Mal Sillars stops to drink in the surroundings along the Continental Divide Trail near Mineral Basin west of Buena Vista.

I love trails. I enjoy trails that go to the summits, but mainly I love long trails like the Colorado and Continental Divide trails. I grew up not far from the Appalachian Trail in New England. That was my first experience with trails that seemed endless. It was here that I learned my hiking, camping and outdoor trail skills.

My first wilderness experience came many years later, after marriage, when a few friends decided that it might be fun to hit the trail again, perhaps for a week.

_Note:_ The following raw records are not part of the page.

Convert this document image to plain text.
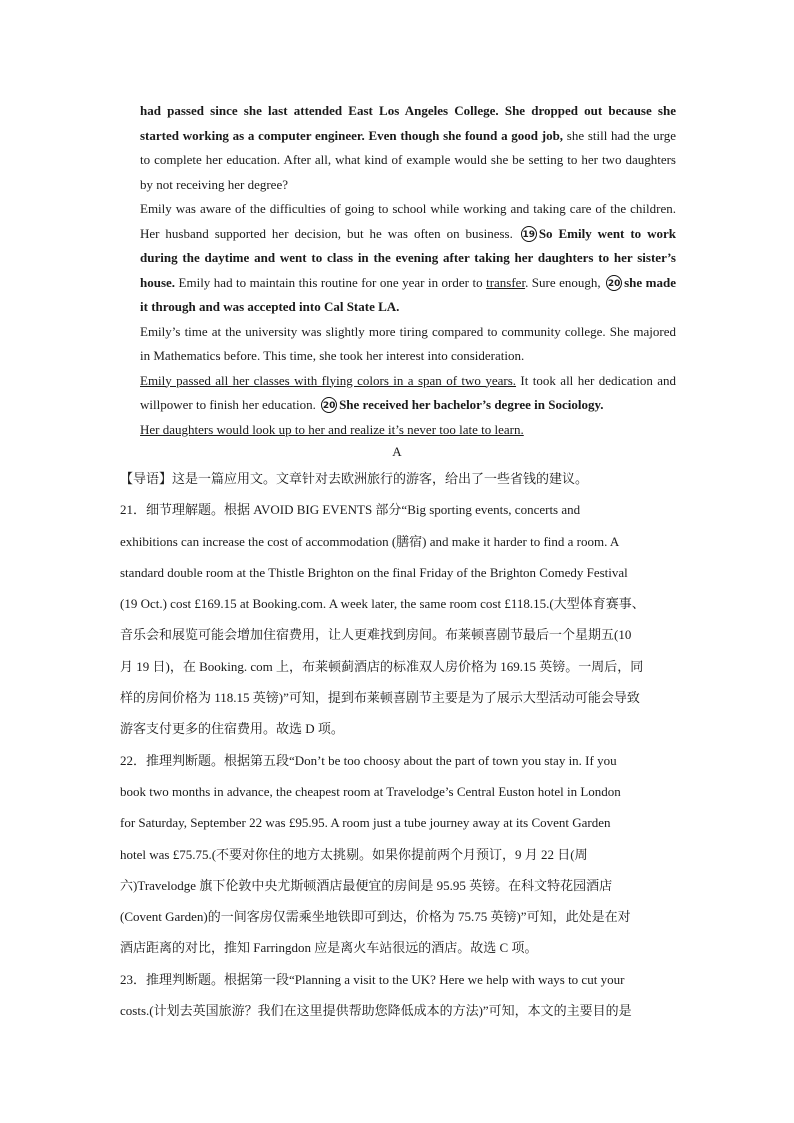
had passed since she last attended East Los Angeles College. She dropped out because she started working as a computer engineer. Even though she found a good job, she still had the urge to complete her education. After all, what kind of example would she be setting to her two daughters by not receiving her degree?

Emily was aware of the difficulties of going to school while working and taking care of the children. Her husband supported her decision, but he was often on business. 19 So Emily went to work during the daytime and went to class in the evening after taking her daughters to her sister’s house. Emily had to maintain this routine for one year in order to transfer. Sure enough, 20 she made it through and was accepted into Cal State LA.

Emily’s time at the university was slightly more tiring compared to community college. She majored in Mathematics before. This time, she took her interest into consideration.

Emily passed all her classes with flying colors in a span of two years. It took all her dedication and willpower to finish her education. 20 She received her bachelor’s degree in Sociology.

Her daughters would look up to her and realize it’s never too late to learn.

A

【导语】这是一篇应用文。文章针对去欧洲旅行的游客，给出了一些省钱的建议。

21．细节理解题。根据 AVOID BIG EVENTS 部分“Big sporting events, concerts and

exhibitions can increase the cost of accommodation (膳宿) and make it harder to find a room. A

standard double room at the Thistle Brighton on the final Friday of the Brighton Comedy Festival

(19 Oct.) cost £169.15 at Booking.com. A week later, the same room cost £118.15.(大型体育赛事、

音乐会和展览可能会增加住宿费用，让人更难找到房间。布莱顿喜剧节最后一个星期五(10

月 19 日)，在 Booking. com 上，布莱顿蓟酒店的标准双人房价格为 169.15 英镑。一周后，同

样的房间价格为 118.15 英镑)”可知，提到布莱顿喜剧节主要是为了展示大型活动可能会导致

游客支付更多的住宿费用。故选 D 项。

22．推理判断题。根据第五段“Don’t be too choosy about the part of town you stay in. If you

book two months in advance, the cheapest room at Travelodge’s Central Euston hotel in London

for Saturday, September 22 was £95.95. A room just a tube journey away at its Covent Garden

hotel was £75.75.(不要对你住的地方太挑剔。如果你提前两个月预订，9 月 22 日(周

六)Travelodge 旗下伦敦中央尤斯顿酒店最便宜的房间是 95.95 英镑。在科文特花园酒店

(Covent Garden)的一间客房仅需乘坐地铁即可到达，价格为 75.75 英镑)”可知，此处是在对

酒店距离的对比，推知 Farringdon 应是离火车站很远的酒店。故选 C 项。

23．推理判断题。根据第一段“Planning a visit to the UK? Here we help with ways to cut your

costs.(计划去英国旅游？我们在这里提供帮助您降低成本的方法)”可知，本文的主要目的是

It was up to me to determine the location and I chose the Pemigewasset Wilderness in New Hampshire’s White Mountain National Forest.

Why the wilderness? Mainly because it sounded a bit exotic at the time. After a fun week in the forest, I still did not know why it was called a wilderness.

My next experience with the wilderness was in the Collegiate Peaks Wilderness. Soon after moving to Colorado, I started hiking all the local trails, many of which had signs telling me that I was entering a wilderness area.

Everything looked the same on either side of the sign, so I really didn’t know anything more about the meaning of wilderness.

In the late fall of 2013, winds blew down thousands of trees in the Collegiate Peaks Wilderness and in the spring of 2014, a call went out to help clear trails.

A few of us, with the U.S. Forest Service, founded the Upper Arkansas Wilderness Volunteers and we began cutting trees and clearing the local trails.

I still didn’t notice much difference between the wilderness and non-wilderness areas, but I really enjoyed being in the forest with a purpose.

There are some special rules that apply to wilderness that do not apply to non-wilderness areas. Each wilderness may have its own special rules, but the primary feature that makes the wilderness unique is that it is protected.

Congress has designated these special areas to protect them from the onslaught of the outside world.

We can enjoy them freely in our camping, hiking, hunting, fishing or personal rejuvenation. We are the visitors and also must be the caretakers.

A wilderness is a world of nature set aside and protected to be wild in its own way.

Does it feel different in the wilderness? Sometimes.